Nous avons suivi les événements du Burkina Faso lorsque Blaise Compaoré avait décidé de changer la constitution jusqu'à sa chute et nous avons écrit : " Un Blaise Compaoré peut en cacher un autre " tout en prévenant les Burkinabés de faire attention pour ne pas se faire voler leur victoire sur le dictateur Blaise Compaoré (les textes sont en ligne ; vous pouvez vérifier nos propos). Nous avions en ce moment-là en tête les exemples de la Tunisie et de l'Egypte. La Tunisie peine à instaurer une vraie démocratie après avoir chassé Ben Ali du pouvoir. En Egypte, après avoir fait partir Moubarak, les Egyptiens se retrouvent à nouveau avec un militaire au sommet de l'Etat. L'Etat ressemble à un chat qui retombe toujours sur ses pieds. Ceux qui se hissent d'une manière ou d'une autre au sommet de l'Etat ne veulent plus en descendre et tout se joue comme dans le mythe de l'Olympe, à l'échelle des dieux. Le peuple peut en déloger un membre mais un autre le remplacera sans problème pour maintenir le système Etat en l'état.

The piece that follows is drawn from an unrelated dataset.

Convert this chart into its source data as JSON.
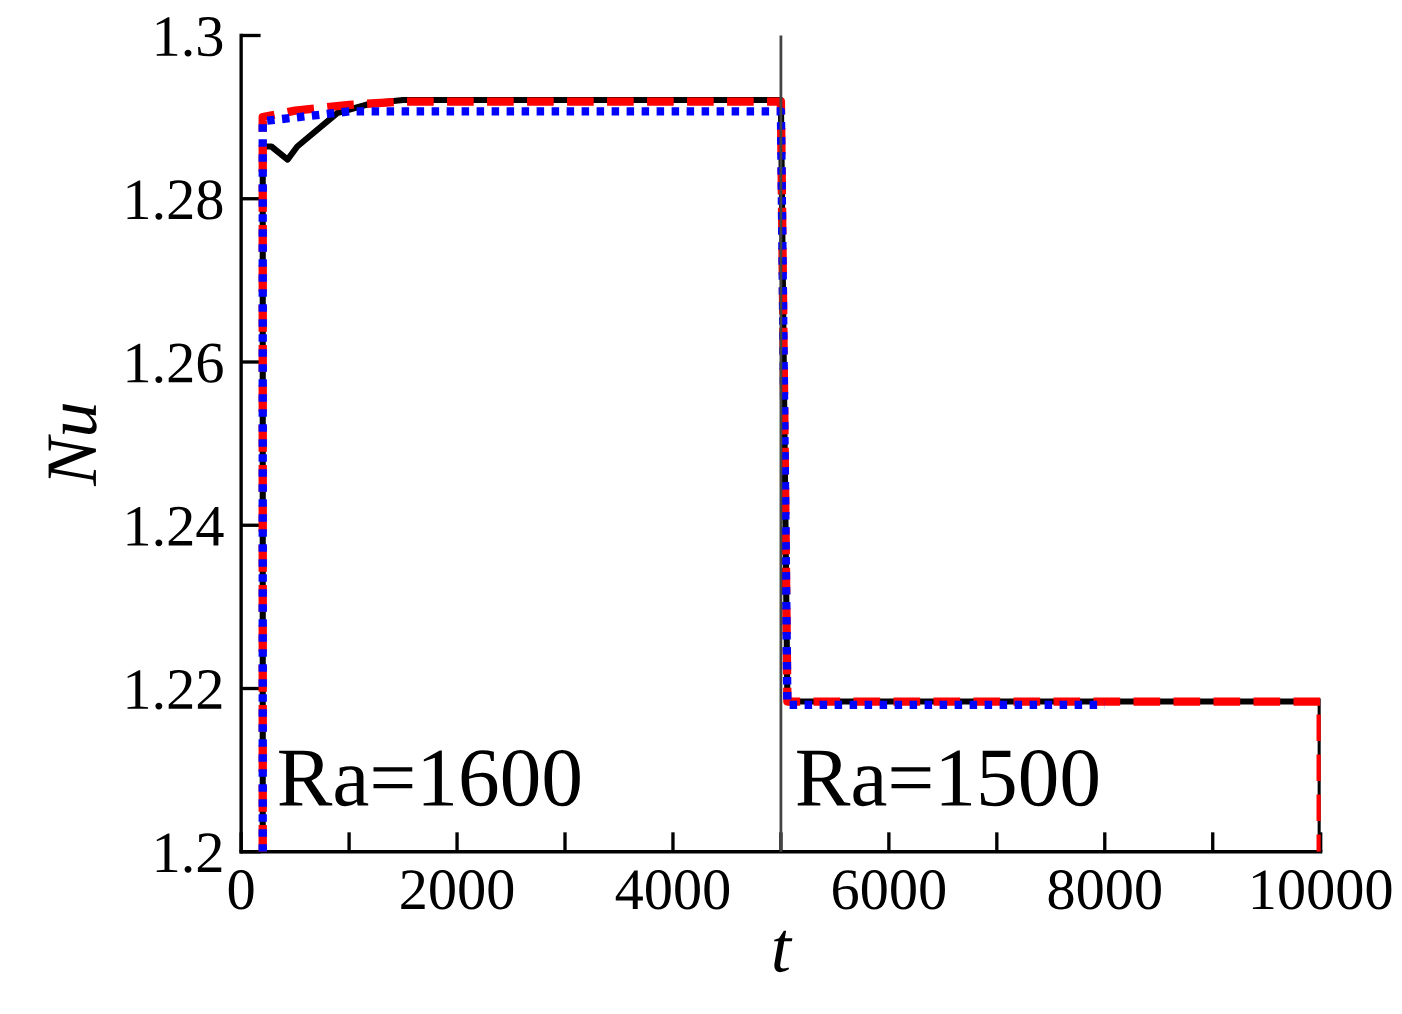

Dans un texte, nous avons aussi expliqué pourquoi l'armée prenait souvent le pouvoir en Afrique, ce en quoi il constituait un problème qu'il fallait absolument résoudre car l'armée se comporte comme un Etat dans l'Etat qui finit se confondre avec l'Etat. Sur le continent noir, l'armée ne sert pas le peuple mais des intérêts étrangers et elle-même. Elle est organisée, hiérarchisée, disciplinée autour de la hiérarchie militaire et, elle détient la puissance de feu qui lui permet d'imposer sa volonté. Nous verrons qu'au Burkina Faso, si rien n'est fait, - nous avons déjà souhaité que les Burkinabés sortent dans la rue chaque que nécessaire - le lieutenant colonel Zida se maintiendra au pouvoir par un tour de passe-passe. Attendez, si aujourd'hui, alors qu'il n'a aucune légitimité, il passe outre et la constitution et la volonté du peuple, comment pourra-t-on l'évincer demain quand il aura pris le contrôle complet de la machine étatique ? Blaise Compaoré n'était qu'un rouage du système. Le peuple doit comprendre qu'il ne combat pas un individu mais un système connecté avec les puissances du monde. Les mains qui tiennent les armes sont noires mais les armes sont bien blanches...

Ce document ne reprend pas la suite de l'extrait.